Did LendInk provide financial benefit to any author? My understanding is that it only acted as a clearinghouse for one-time loans.


No, but Amazon did. Per one of the linked articles:

"Just as with any other lend, the author gets her commission[...]"

http://www.publetariat.com/think/congratulations-you-killed-...

So, yeah. By killing LendInk, they deprived authors of potential royalty income.

EDIT: Per Amazon's terms and conditions, not linked from any of the articles, this isn't as clear cut. Some authors (members of the KDP program) can get money from lending out their books, but the 1x per purchase lend does not, as pointed out by j_s.


What I'm asking is for documentation that authors get a commission on a one-time lend between Kindle users (the type of lend facilitated by LendInk). I have learned that KDP Select authors get a commission per lend but that may be limited to lends from Amazon to Amazon Prime members.

Edit: Specifically, it sounds like LendInk facilitated "Lending for Kindle" loans https://kdp.amazon.com/self-publishing/help?topicId=A2JGI9S4...

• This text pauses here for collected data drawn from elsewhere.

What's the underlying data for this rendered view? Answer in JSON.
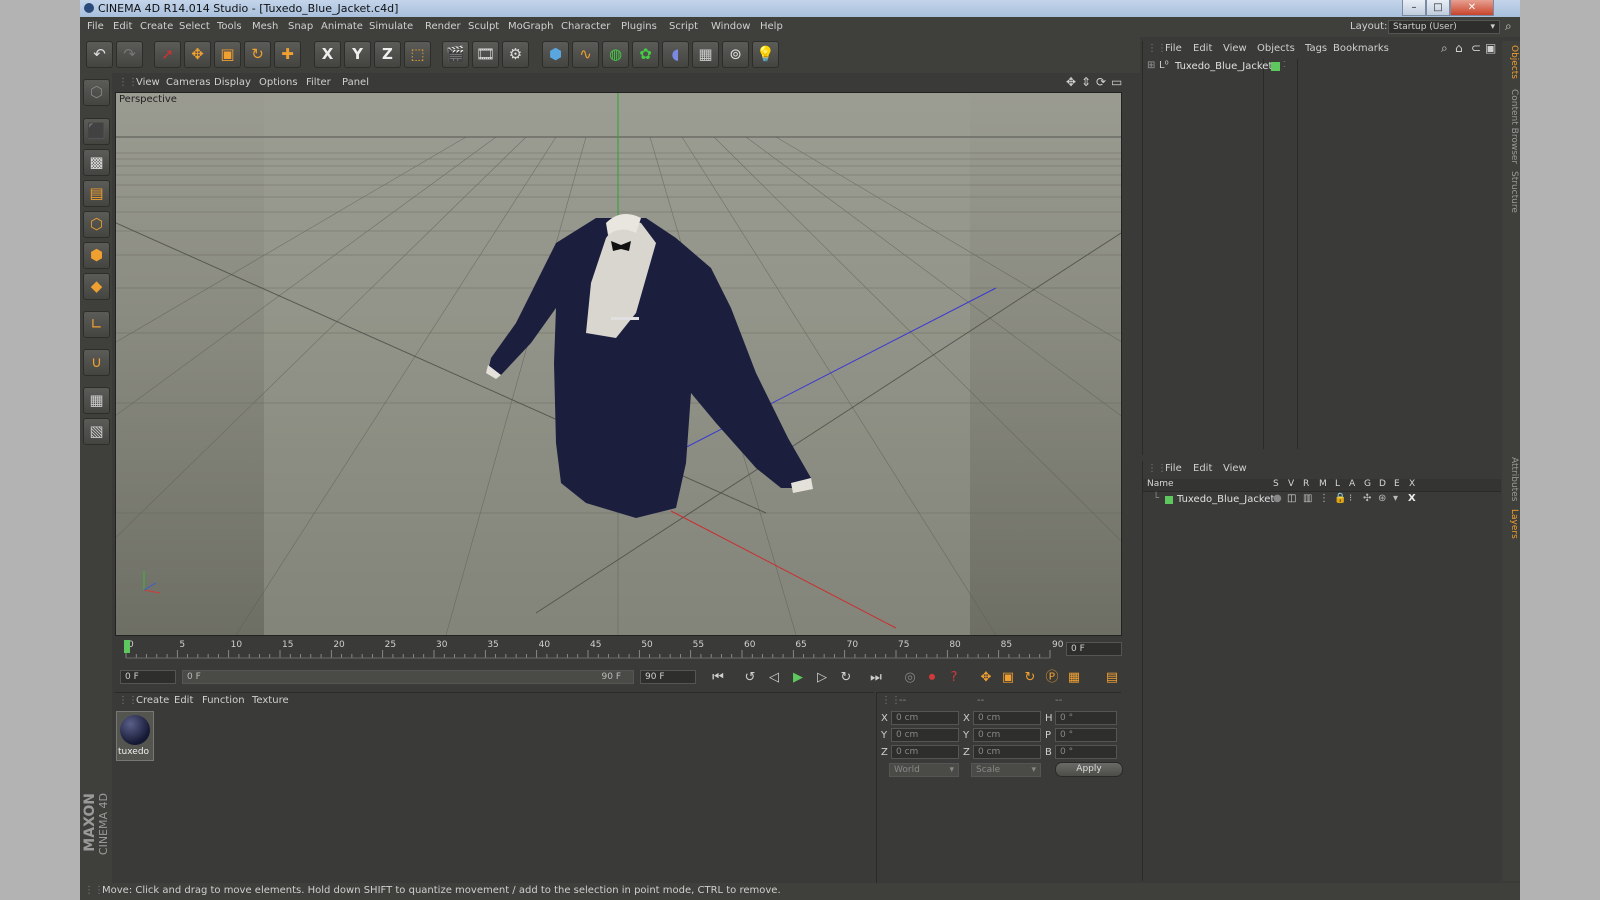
{
  "window": {
    "title": "CINEMA 4D R14.014 Studio - [Tuxedo_Blue_Jacket.c4d]",
    "layout_label": "Layout:",
    "layout_value": "Startup (User)"
  },
  "menu": [
    "File",
    "Edit",
    "Create",
    "Select",
    "Tools",
    "Mesh",
    "Snap",
    "Animate",
    "Simulate",
    "Render",
    "Sculpt",
    "MoGraph",
    "Character",
    "Plugins",
    "Script",
    "Window",
    "Help"
  ],
  "toolbar": {
    "icons": [
      "undo-icon",
      "redo-icon",
      "live-selection-icon",
      "move-icon",
      "scale-icon",
      "rotate-icon",
      "last-tool-icon",
      "x-axis-icon",
      "y-axis-icon",
      "z-axis-icon",
      "coordinate-system-icon",
      "render-view-icon",
      "render-picture-viewer-icon",
      "render-settings-icon",
      "cube-icon",
      "spline-pen-icon",
      "subdivision-icon",
      "cloner-icon",
      "deformer-icon",
      "floor-icon",
      "camera-icon",
      "light-icon"
    ],
    "axis_x": "X",
    "axis_y": "Y",
    "axis_z": "Z"
  },
  "viewport": {
    "menu": [
      "View",
      "Cameras",
      "Display",
      "Options",
      "Filter",
      "Panel"
    ],
    "label": "Perspective"
  },
  "timeline": {
    "ticks": [
      "0",
      "5",
      "10",
      "15",
      "20",
      "25",
      "30",
      "35",
      "40",
      "45",
      "50",
      "55",
      "60",
      "65",
      "70",
      "75",
      "80",
      "85",
      "90"
    ],
    "current_frame": "0 F",
    "start_frame": "0 F",
    "range_start": "0 F",
    "range_end": "90 F",
    "end_frame": "90 F"
  },
  "material_manager": {
    "menu": [
      "Create",
      "Edit",
      "Function",
      "Texture"
    ],
    "material_name": "tuxedo"
  },
  "coordinates": {
    "header": [
      "--",
      "--",
      "--"
    ],
    "rows": [
      {
        "a": "X",
        "av": "0 cm",
        "b": "X",
        "bv": "0 cm",
        "c": "H",
        "cv": "0 °"
      },
      {
        "a": "Y",
        "av": "0 cm",
        "b": "Y",
        "bv": "0 cm",
        "c": "P",
        "cv": "0 °"
      },
      {
        "a": "Z",
        "av": "0 cm",
        "b": "Z",
        "bv": "0 cm",
        "c": "B",
        "cv": "0 °"
      }
    ],
    "world": "World",
    "scale": "Scale",
    "apply": "Apply"
  },
  "object_manager": {
    "menu": [
      "File",
      "Edit",
      "View",
      "Objects",
      "Tags",
      "Bookmarks"
    ],
    "object": "Tuxedo_Blue_Jacket"
  },
  "layer_manager": {
    "menu": [
      "File",
      "Edit",
      "View"
    ],
    "name_header": "Name",
    "columns": [
      "S",
      "V",
      "R",
      "M",
      "L",
      "A",
      "G",
      "D",
      "E",
      "X"
    ],
    "layer": "Tuxedo_Blue_Jacket"
  },
  "side_tabs": [
    "Objects",
    "Content Browser",
    "Structure",
    "Attributes",
    "Layers"
  ],
  "brand": {
    "line1": "MAXON",
    "line2": "CINEMA 4D"
  },
  "status": "Move: Click and drag to move elements. Hold down SHIFT to quantize movement / add to the selection in point mode, CTRL to remove.",
  "colors": {
    "accent": "#f0a030",
    "green": "#5ec85e",
    "jacket": "#1b1f3d"
  }
}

  > Will I receive royalties when customers choose to lend my book? 
  > 
  > Loans of digital books through the Kindle Book Lending program 
  > are not purchases and thus are not eligible to receive royalty payments.


LendInk was more of a matchmaker. All the actual lending happened on Amazon and Barnes & Noble websites.


I discovered a lot of good authors thanks to friends that lend me their books. A good author wants to put their books in more readers. If they wrote good book one of those free readers will become a fan and buy other books from the author. It happens to me when I read a good book. They will loose more than win with this move.


After reading the article twice, I'm unable to see how the authors 'took the site down,' other than by griping about it.


I'm just shocked there were enough books with lending enabled to make this possible. I think about 5% of my library has that.


Believe it or not, most Kindle books are lendable.

I have a database of Kindle books that I built last year, but I know that now there are over a million titles. So, year old data:

   > db.books.find({'lendable': true}).count();
   543519
   > db.books.count();
   846456


It would be interesting to compare that to the sales list. See if popular books are lendable.


Self-published books are lendable by default, and are subject to a lower royalty rate if lending is disabled. Most major publishing houses do not enable lending b/c they have negotiated separate contracts with Amazon that do not require it.